The sniper thing is really interesting. The US Marine scout sniper motto is "Kill one, terrorise a thousand" (Sun Tzu). I see snipers not as pinpoint killers of key personnel (although they do do this) but as an area denial weapon. I remember watching a fascinating programme about Marines in Iraq occupying the highest building in a town and shooting anyone who looked like they were going to plant an IED. Ignoring possible legal issues, this prevented the enemy operating in the area. A different effect from suppressive fire from an HMG, for example, more a psychological impact. Reminds me of the Sarajevo sniper problem.

I think that Lion Rampant is probably the most revolutionary set of rules I have ever seen. It reminds me of DBA to that extent. But DBA stuff always seemed to be DBA whereas LR can morph into different ages and arenas. I'm excited about undertaking the next stage of this. Maybe I can leave work early tomorrow!

Tuesday, 12 July 2016

Desert Eagle Rampant...

you what?

I wasn't sure what I should call my current work in progress. As the original conversion of Lion Rampant to Napoleonics in WI was entitled Eagle Rampant, my modern version is entitled Desert Eagle Rampant (DER). I'm afraid that Operation Breaking Terrorism Rampant doesn't feel quite right but Desert Eagle flows from Desert Shield and Desert Storm. Hey ho!

Moody shot of ISF approaching Fallujah
The proposition here is that Lion Rampant, a medieval semi-skirmish game, can be converted into a modern era squad level combat game. That may be quite a stretch. However, I think the LR engine is excellent. I felt very happy with the modifications that produced Dragoon Rampant. If I had any spare time I would be playing that tonight!  

The initial DER work is going really well so I thought I would post the rules as they are developing and invite some comments. Here they are. Unless I have to step in as leader of the Labour Party, I'll post the interesting bits (unit details) at the weekend.

Saturday, 2 July 2016


the final stages

Popular Mobilisation units in action north of Baghdad May 28, 2015.
I have just put the finishing touches to the outstanding components of the Battle for Ramadi game. This includes the really important operations board (without which the game can't be played!), VP and casualty tracks and track markers. You can find them here

The critical target of the Ramadi operation
My next adventure will be the Battle of Fallujah (Op. Breaking Terrorism). I have previously said that, unlike Ramadi, there seemed to be little information about the action. Having reviewed various sources I'm now fairly certain that there is enough material to develop a follow-up to the Ramadi game. It may end up a little different as the operational circumstances are different and there are significantly greater forces engaged.

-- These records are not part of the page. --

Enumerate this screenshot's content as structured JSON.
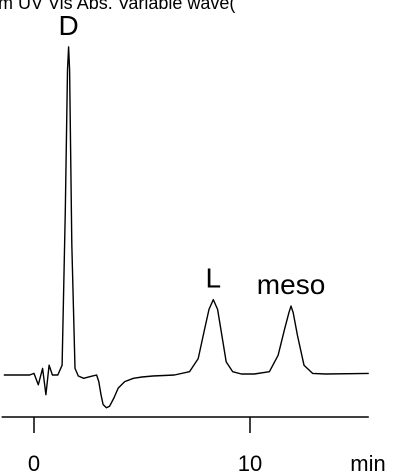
{
  "header_fragment": "m    UV Vis Abs. Variable wave(",
  "chart_data": {
    "type": "line",
    "title": "",
    "xlabel": "min",
    "ylabel": "",
    "xlim": [
      -1.5,
      15.5
    ],
    "ylim": [
      -0.12,
      1.0
    ],
    "x_ticks": [
      0,
      10
    ],
    "x_tick_labels": [
      "0",
      "10"
    ],
    "grid": false,
    "peaks": [
      {
        "label": "D",
        "time": 1.6,
        "height": 1.0
      },
      {
        "label": "L",
        "time": 8.3,
        "height": 0.23
      },
      {
        "label": "meso",
        "time": 11.9,
        "height": 0.21
      }
    ],
    "series": [
      {
        "x": [
          -1.4,
          -0.2,
          0.0,
          0.2,
          0.4,
          0.55,
          0.7,
          0.85,
          1.0,
          1.1,
          1.3,
          1.45,
          1.55,
          1.6,
          1.65,
          1.75,
          1.9,
          2.05,
          2.3,
          2.6,
          2.9,
          3.0,
          3.1,
          3.2,
          3.35,
          3.5,
          3.7,
          3.9,
          4.2,
          4.6,
          5.0,
          5.5,
          6.5,
          7.2,
          7.6,
          7.9,
          8.1,
          8.3,
          8.5,
          8.7,
          8.9,
          9.2,
          9.6,
          10.2,
          10.9,
          11.3,
          11.6,
          11.8,
          11.9,
          12.0,
          12.2,
          12.5,
          12.9,
          13.5,
          15.5
        ],
        "y": [
          0.0,
          0.0,
          0.005,
          -0.03,
          0.02,
          -0.06,
          0.03,
          0.0,
          0.0,
          0.0,
          0.03,
          0.5,
          0.93,
          1.0,
          0.93,
          0.4,
          0.02,
          -0.003,
          -0.01,
          -0.005,
          0.0,
          -0.02,
          -0.06,
          -0.09,
          -0.1,
          -0.095,
          -0.07,
          -0.04,
          -0.02,
          -0.01,
          -0.006,
          -0.003,
          0.0,
          0.01,
          0.05,
          0.14,
          0.2,
          0.23,
          0.2,
          0.12,
          0.04,
          0.01,
          0.003,
          0.003,
          0.01,
          0.06,
          0.14,
          0.19,
          0.21,
          0.19,
          0.12,
          0.03,
          0.005,
          0.003,
          0.005
        ]
      }
    ]
  }
}
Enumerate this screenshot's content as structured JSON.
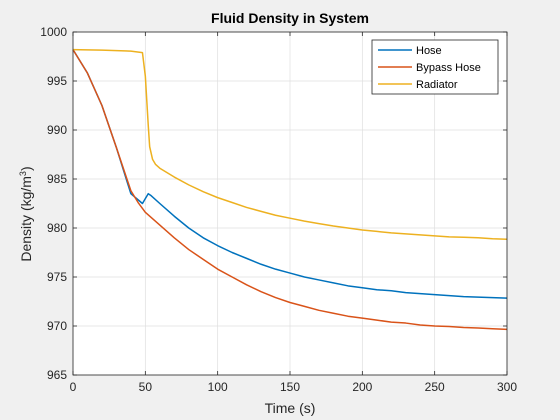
{
  "chart_data": {
    "type": "line",
    "title": "Fluid Density in System",
    "xlabel": "Time (s)",
    "ylabel": "Density (kg/m",
    "ylabel_sup": "3",
    "ylabel_close": ")",
    "xlim": [
      0,
      300
    ],
    "ylim": [
      965,
      1000
    ],
    "xticks": [
      0,
      50,
      100,
      150,
      200,
      250,
      300
    ],
    "yticks": [
      965,
      970,
      975,
      980,
      985,
      990,
      995,
      1000
    ],
    "grid": true,
    "legend_position": "top-right",
    "series": [
      {
        "name": "Hose",
        "color": "#0072BD",
        "points": [
          [
            0,
            998.2
          ],
          [
            10,
            995.8
          ],
          [
            20,
            992.5
          ],
          [
            30,
            988.2
          ],
          [
            40,
            983.5
          ],
          [
            48,
            982.5
          ],
          [
            50,
            983.0
          ],
          [
            52,
            983.5
          ],
          [
            54,
            983.3
          ],
          [
            60,
            982.5
          ],
          [
            70,
            981.2
          ],
          [
            80,
            980.0
          ],
          [
            90,
            979.0
          ],
          [
            100,
            978.2
          ],
          [
            110,
            977.5
          ],
          [
            120,
            976.9
          ],
          [
            130,
            976.3
          ],
          [
            140,
            975.8
          ],
          [
            150,
            975.4
          ],
          [
            160,
            975.0
          ],
          [
            170,
            974.7
          ],
          [
            180,
            974.4
          ],
          [
            190,
            974.1
          ],
          [
            200,
            973.9
          ],
          [
            210,
            973.7
          ],
          [
            220,
            973.6
          ],
          [
            230,
            973.4
          ],
          [
            240,
            973.3
          ],
          [
            250,
            973.2
          ],
          [
            260,
            973.1
          ],
          [
            270,
            973.0
          ],
          [
            280,
            972.95
          ],
          [
            290,
            972.9
          ],
          [
            300,
            972.85
          ]
        ]
      },
      {
        "name": "Bypass Hose",
        "color": "#D95319",
        "points": [
          [
            0,
            998.2
          ],
          [
            10,
            995.8
          ],
          [
            20,
            992.5
          ],
          [
            30,
            988.2
          ],
          [
            40,
            983.8
          ],
          [
            45,
            982.6
          ],
          [
            50,
            981.6
          ],
          [
            60,
            980.3
          ],
          [
            70,
            979.0
          ],
          [
            80,
            977.8
          ],
          [
            90,
            976.8
          ],
          [
            100,
            975.8
          ],
          [
            110,
            975.0
          ],
          [
            120,
            974.2
          ],
          [
            130,
            973.5
          ],
          [
            140,
            972.9
          ],
          [
            150,
            972.4
          ],
          [
            160,
            972.0
          ],
          [
            170,
            971.6
          ],
          [
            180,
            971.3
          ],
          [
            190,
            971.0
          ],
          [
            200,
            970.8
          ],
          [
            210,
            970.6
          ],
          [
            220,
            970.4
          ],
          [
            230,
            970.3
          ],
          [
            240,
            970.1
          ],
          [
            250,
            970.0
          ],
          [
            260,
            969.95
          ],
          [
            270,
            969.85
          ],
          [
            280,
            969.8
          ],
          [
            290,
            969.72
          ],
          [
            300,
            969.65
          ]
        ]
      },
      {
        "name": "Radiator",
        "color": "#EDB120",
        "points": [
          [
            0,
            998.2
          ],
          [
            20,
            998.15
          ],
          [
            40,
            998.05
          ],
          [
            48,
            997.9
          ],
          [
            50,
            995.5
          ],
          [
            51,
            993.0
          ],
          [
            52,
            990.5
          ],
          [
            53,
            988.3
          ],
          [
            55,
            987.0
          ],
          [
            57,
            986.5
          ],
          [
            60,
            986.1
          ],
          [
            70,
            985.2
          ],
          [
            80,
            984.4
          ],
          [
            90,
            983.7
          ],
          [
            100,
            983.1
          ],
          [
            110,
            982.6
          ],
          [
            120,
            982.1
          ],
          [
            130,
            981.7
          ],
          [
            140,
            981.3
          ],
          [
            150,
            981.0
          ],
          [
            160,
            980.7
          ],
          [
            170,
            980.45
          ],
          [
            180,
            980.2
          ],
          [
            190,
            980.0
          ],
          [
            200,
            979.8
          ],
          [
            210,
            979.65
          ],
          [
            220,
            979.5
          ],
          [
            230,
            979.4
          ],
          [
            240,
            979.3
          ],
          [
            250,
            979.2
          ],
          [
            260,
            979.1
          ],
          [
            270,
            979.05
          ],
          [
            280,
            979.0
          ],
          [
            290,
            978.9
          ],
          [
            300,
            978.85
          ]
        ]
      }
    ]
  }
}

However, I have a couple of jobs to do first. With Ramadi I plan to play test a full game and record it in photos for this blog. This may take a little while to do but will be important as it will "fix" the rules in place before I look at Fallujah. The other thing I have in mind following reviewing a lot of footage of the current fighting is a further Lion Rampant version dealing with modern small unit/asymmetrical warfare. It might be quite good!